For five years I was with the Highway 61 motorcycle gang, constantly getting into trouble with the cops. Before that I was working on deep sea trawlers. I worked really hard, but I also partied hard. One day I met a guy who was a stuntman on Hercules and Xena, and he got me some work on the set. I decided I wanted to act, and trained as an actor at the National Academy of Singing and Dramatic Art.
I was at the school in 1995 when [international bass and visiting tutor] Grant Dickson heard me sing, and asked if I wanted to consider opera as a career. I did TV acting and the theatre gigs but decided that singing was what I wanted to do.
What are the main work challenges that you have had to overcome?
It’s not an easy career. It is an industry where you are judged a lot, and you can judge yourself quite harshly. You can feel less than good enough – never being sure if what you’ve just done is good enough. That can be very crippling. Sometimes you just need to trust yourself.
What do you think are some of the positives and negatives of dyslexia?
I often take things much further than other people can – I can investigate a concept or explore something like vocal development quite intensely. Vivid picture thinking is another positive – the ability to create another world to go into, which serves me well in the creative process. You can imagine a world so real, you can feel what it is like. But you can also get lost in thoughts that don’t serve you. Sometimes you miss the bit that’s right in front of you.
What advice would you give young New Zealanders who are dyslexic?

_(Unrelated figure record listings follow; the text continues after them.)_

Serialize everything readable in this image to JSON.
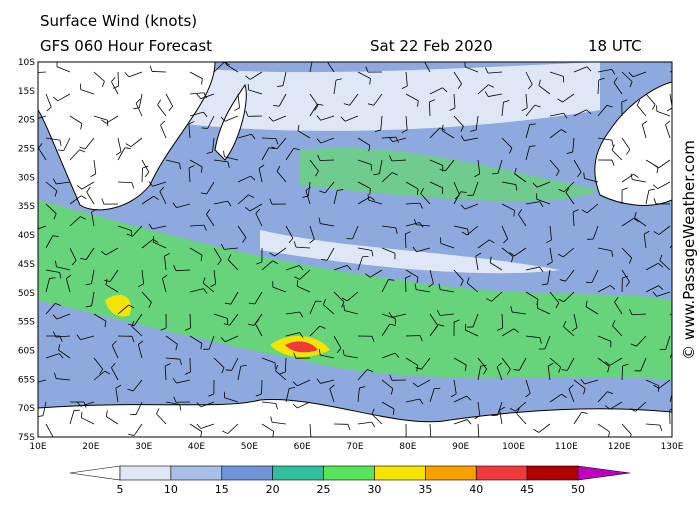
{
  "header": {
    "title": "Surface Wind (knots)",
    "model": "GFS 060 Hour Forecast",
    "date": "Sat 22 Feb 2020",
    "time": "18 UTC"
  },
  "credit": "© www.PassageWeather.com",
  "map": {
    "lat_labels": [
      "10S",
      "15S",
      "20S",
      "25S",
      "30S",
      "35S",
      "40S",
      "45S",
      "50S",
      "55S",
      "60S",
      "65S",
      "70S",
      "75S"
    ],
    "lon_labels": [
      "10E",
      "20E",
      "30E",
      "40E",
      "50E",
      "60E",
      "70E",
      "80E",
      "90E",
      "100E",
      "110E",
      "120E",
      "130E"
    ]
  },
  "colorbar": {
    "ticks": [
      5,
      10,
      15,
      20,
      25,
      30,
      35,
      40,
      45,
      50
    ],
    "colors": [
      "#ffffff",
      "#dfe7f6",
      "#a8bfe8",
      "#6f94d8",
      "#2fbf9c",
      "#5ae35a",
      "#f5e400",
      "#f7a200",
      "#ee3a3a",
      "#b00000",
      "#c000c0"
    ]
  }
}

Not to hide, ask for help. It doesn’t have to be. You can turn it around. It is a gift – you can go so much further with the creative process and grow past people’s preconceived ideas of your limitations. In this way you can turn something that can be crippling into something that can set you free. It’s a process, it’s a journey – the key thing is that human beings learn our whole life. It doesn’t just stop. Empower yourself to learn whatever you need to learn. Then have courage and live your dreams – life just keeps getting better and better and better.